Even as coronavirus infections ravage the country, our prime minister himself leads massive processions delivering silver bricks to the contentious site of Ayodhya to inaugurate the construction of a temple to Ram, set to be built on the demolished site of the Babri Mosque. The State promises the resurrection of absentee Hindu temples in place of mosques. For example, the rechristening of the bronze “Dancer of Mohenjo-Daro” as the goddess Parvati. It spreads false archaeological propaganda archaeological objects that precede even the writing of the Vedas are wrangled into the Hindu pantheon. The State orchestrates this through the abduction of myth itself. We march headlong into a majoritarian “Hindu Rashtra”: A Hindu Nation that is based on a half-baked idea of Indo-Aryan civilisational purity. All semblances to democracy and its institutions have been practically obliterated.
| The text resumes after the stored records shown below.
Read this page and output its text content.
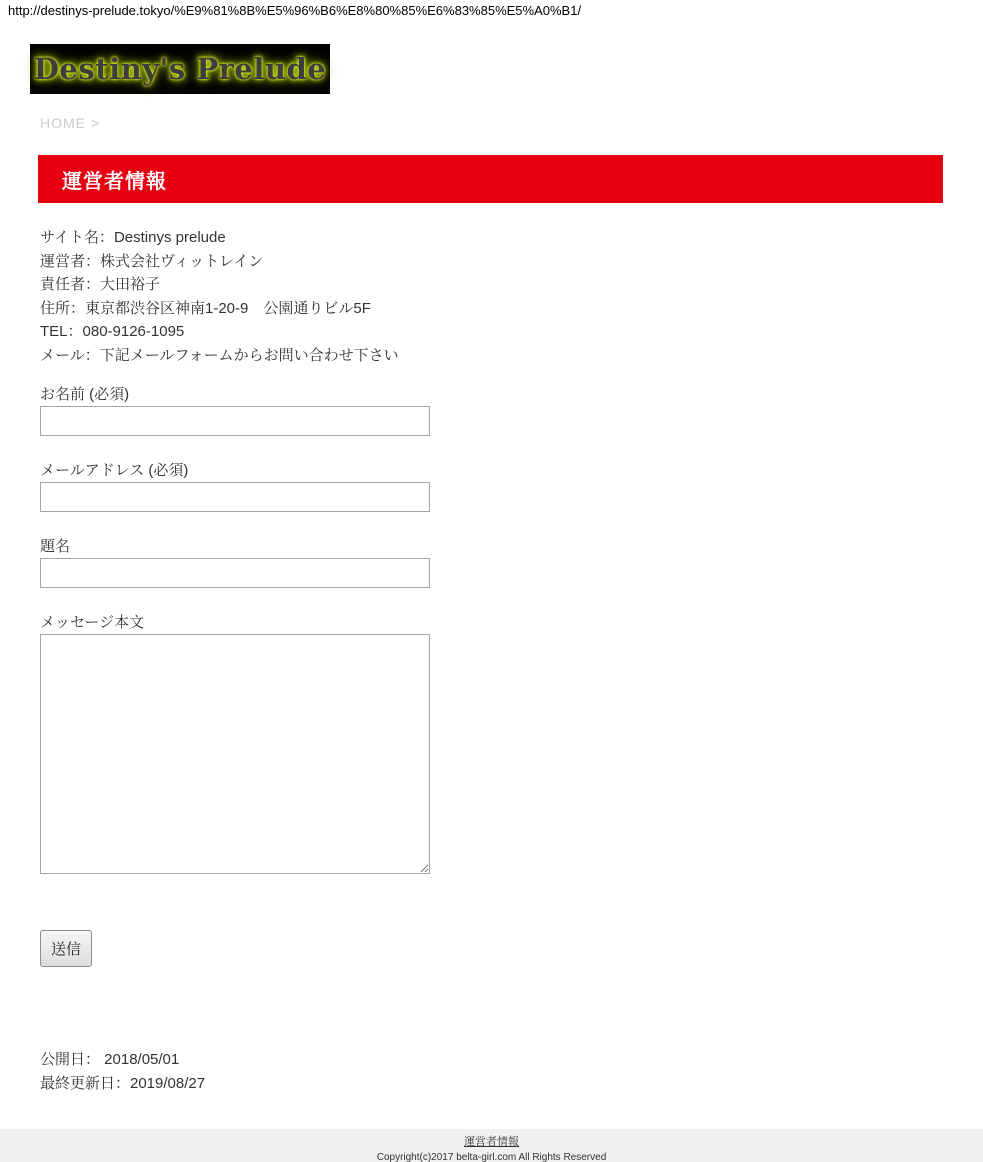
http://destinys-prelude.tokyo/%E9%81%8B%E5%96%B6%E8%80%85%E6%83%85%E5%A0%B1/
Destiny's Prelude
HOME >
運営者情報

サイト名：Destinys prelude

運営者：株式会社ヴィットレイン

責任者：大田裕子

住所：東京都渋谷区神南1-20-9　公園通りビル5F

TEL：080-9126-1095

メール：下記メールフォームからお問い合わせ下さい

お名前 (必須)

メールアドレス (必須)

題名

メッセージ本文

送信

公開日： 2018/05/01

最終更新日：2019/08/27

運営者情報
Copyright(c)2017 belta-girl.com All Rights Reserved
Sahej Rahal: In India, the steady rise of right-wing nationalism is foregrounded by a return of the mythological past within the present, to create a state of collapsing time. Could you explain the context of myths and mythology in your work and how your artistic intention will come to life aesthetically? Interview by Clara HerrmannĬlara Herrmann: As the first fellow in the programme “Human-Machine”, you are proposing a remarkable multi-layered project titled “Citizen Strange”, combining AI-programs, national myths or mechanisms of myth-building, and political issues. A talk with the Indian visual artist Sahej Rahal, the first recipient of the “Human-Machine” Fellowship, created by the YOUNG ACADEMY in partnership with the VISIT artist-in-residence programme. By discussing concepts, playing out scenarios, and speculating on futures, the arts can generate a specific aesthetic knowledge in this area. In the face of digitalisation, the topic has taken on new meaning worldwide with artificial intelligence, its possibilities and dark sides. The complex relationship between human and machine has been the subject of art and artistic practice since the beginning of the Industrial Age.